黄金のマスクを前にして、様々な思いと想像が頭の中を駆け巡り、胸が高まってきた。

「写真を一枚撮っておこうかな・・・」

そう思って、ポケットのスマートフォンに手を伸ばした時だった。バシッと左肩を強く何かが叩いた。振り向くと、思川が怖い顔をして立っていた。
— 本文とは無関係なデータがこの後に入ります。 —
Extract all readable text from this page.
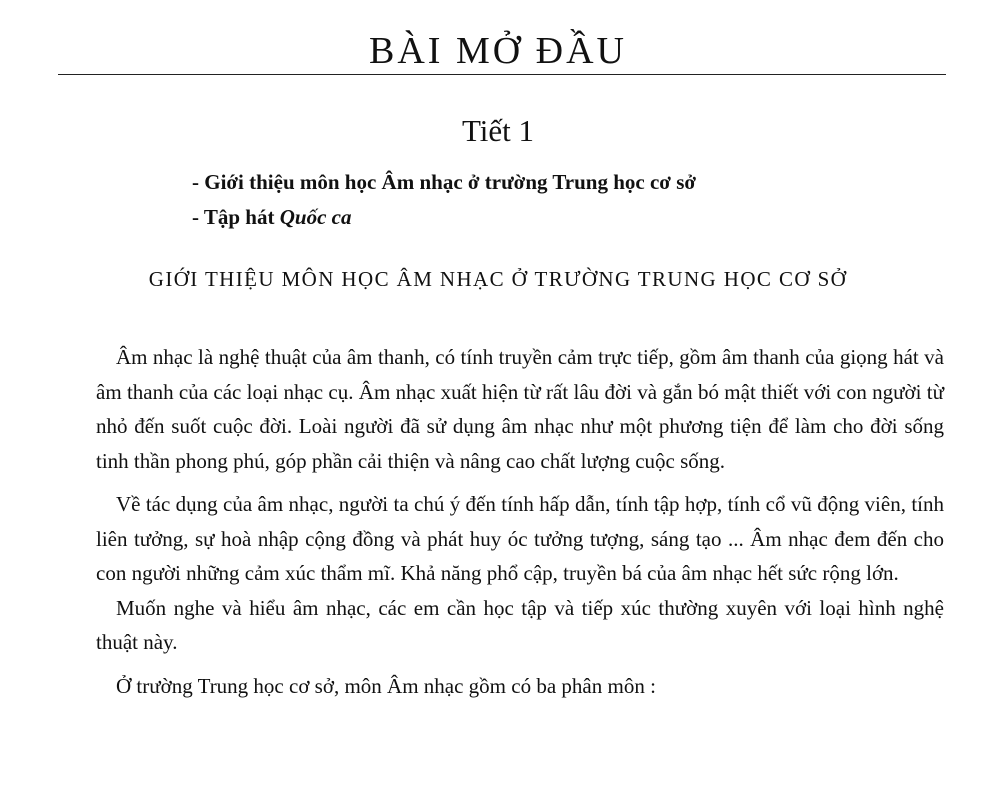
BÀI MỞ ĐẦU
Tiết 1
- Giới thiệu môn học Âm nhạc ở trường Trung học cơ sở
- Tập hát Quốc ca
GIỚI THIỆU MÔN HỌC ÂM NHẠC Ở TRƯỜNG TRUNG HỌC CƠ SỞ

Âm nhạc là nghệ thuật của âm thanh, có tính truyền cảm trực tiếp, gồm âm thanh của giọng hát và âm thanh của các loại nhạc cụ. Âm nhạc xuất hiện từ rất lâu đời và gắn bó mật thiết với con người từ nhỏ đến suốt cuộc đời. Loài người đã sử dụng âm nhạc như một phương tiện để làm cho đời sống tinh thần phong phú, góp phần cải thiện và nâng cao chất lượng cuộc sống.

Về tác dụng của âm nhạc, người ta chú ý đến tính hấp dẫn, tính tập hợp, tính cổ vũ động viên, tính liên tưởng, sự hoà nhập cộng đồng và phát huy óc tưởng tượng, sáng tạo ... Âm nhạc đem đến cho con người những cảm xúc thẩm mĩ. Khả năng phổ cập, truyền bá của âm nhạc hết sức rộng lớn.

Muốn nghe và hiểu âm nhạc, các em cần học tập và tiếp xúc thường xuyên với loại hình nghệ thuật này.

Ở trường Trung học cơ sở, môn Âm nhạc gồm có ba phân môn :
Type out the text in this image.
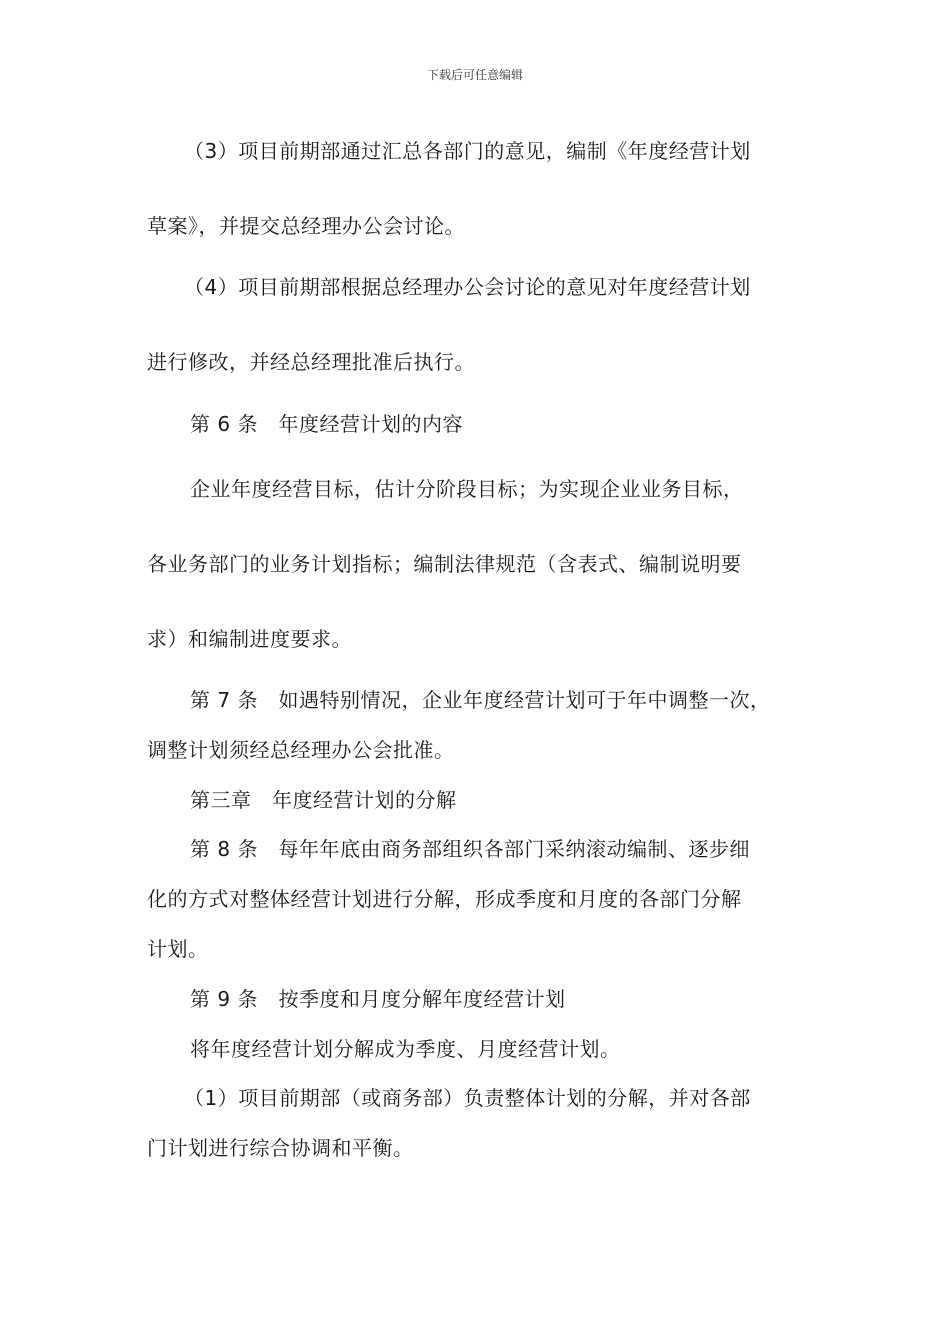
下载后可任意编辑
（3）项目前期部通过汇总各部门的意见，编制《年度经营计划
草案》，并提交总经理办公会讨论。
（4）项目前期部根据总经理办公会讨论的意见对年度经营计划
进行修改，并经总经理批准后执行。
第 6 条　年度经营计划的内容
企业年度经营目标，估计分阶段目标；为实现企业业务目标，
各业务部门的业务计划指标；编制法律规范（含表式、编制说明要
求）和编制进度要求。
第 7 条　如遇特别情况，企业年度经营计划可于年中调整一次，
调整计划须经总经理办公会批准。
第三章　年度经营计划的分解
第 8 条　每年年底由商务部组织各部门采纳滚动编制、逐步细
化的方式对整体经营计划进行分解，形成季度和月度的各部门分解
计划。
第 9 条　按季度和月度分解年度经营计划
将年度经营计划分解成为季度、月度经营计划。
（1）项目前期部（或商务部）负责整体计划的分解，并对各部
门计划进行综合协调和平衡。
「なにやってんのよ。あなたのお客さんは、もう全員、部屋の外でお待ちになってるわよ!」

「あ・・・」

31人の参加者は、15人と16人に分けて案内されており、。駒形のグループが、三号室の観光を割り当てられた時間は過ぎていた。ガイドのイスカンダルと15人のツアー客は、部屋の外で彼を待っていた。

「添乗員が、お客様よりも楽しんでどうするのよ!」

思川は、わざと大きな声で駒形を叱った。この程度で、参加者からクレームが出るとは思わなかったが、お客様の手前、ビシッと言っておかなければいけないと思った。たった31人のツアー客と案内人4人、そして警備員しかいない館内に、彼女の声は劇場のホール内のように響き渡った。焦った駒形は顔を紅潮させて、それが滑稽に見えたのか思川の背後にいた参加客からは「クスッ」という笑いが漏れた。

「すみません・・・つい。」

「ポケットのスマホから手を離して。」

今度は、小声で駒形に指示を出した。

「え?」

「ここだけは撮影禁止よ。忘れたの?」

「・・・・・あ!」

この博物館の中で、この第三号室だけは、撮影厳禁なのだ。ツタンカーメンの黄金のマスクに見惚れるあまり、すっかり忘れてしまっていた。

「もう・・・。」

軽くため息をついた思川は、お客様のほうを振り返り、

「みなさん、どうぞお入りください。」

と、どすの利いた声を、一気に天使の声色に変えて案内を始めた。

「駒形のことは申し訳ありません。でも、許してあげてください。彼は、ここ二年、うちの添乗員では、一番多くエジプトを案内しているんです。だから、この貸し切りという状態の価値を、誰よりも感じていると思います。私も、ツタンカーメンを立ち止まって見たことなどないです。今日は、みなさんと一緒に、それを実行しようと思います。」

「ほーっ!」参加客たちから歓声があがった。その雰囲気に乗って

「でも、私は彼と違って、自分は仕事とわきまえておりますからご安心ください。」

と言い、その場にいた人たちの笑いを誘ったのだった。

 

「なるほど。そういうことなのか。彼女の言うことを聞いたら、駒形さんを笑って許せるよ。」

お客さんの一人が駒形に話しかけた。

「いつまでも、自分の旅行みたいに楽しんでいるんじゃない!と思ったのだけどね。あなたは、今までの自分の仕事と、今回を比べることもあるんだね。そう考えると、あなたの様子を見て・・・うーん、いい旅行をさせてもらっているんだなあと、実感できるね。」

 

思川の機転により、ツアー客が、貸し切り観光の価値を理解したことで、ツアー開始早々ファーストクラス・トラベルの株が上がったのだった。

 

貸し切り時間を終えて、博物館の外に出てきた。

「思川さん、ごめん。さっき、お客さんに言ってた通り、感動で我を忘れたよ。」

駒形は、バツが悪そうに謝った。

「大丈夫だよ。気にしないで。そんなこともあるって。そういう感性があるから、この面倒くさい仕事を、長年続けていられるんだよ。私、好きだよそういうの。」

姉御肌の思川の顔を、カイロの夜の明かりが、きれいに照らしていた。

 

ファーストクラスの旅は、順調に始まった。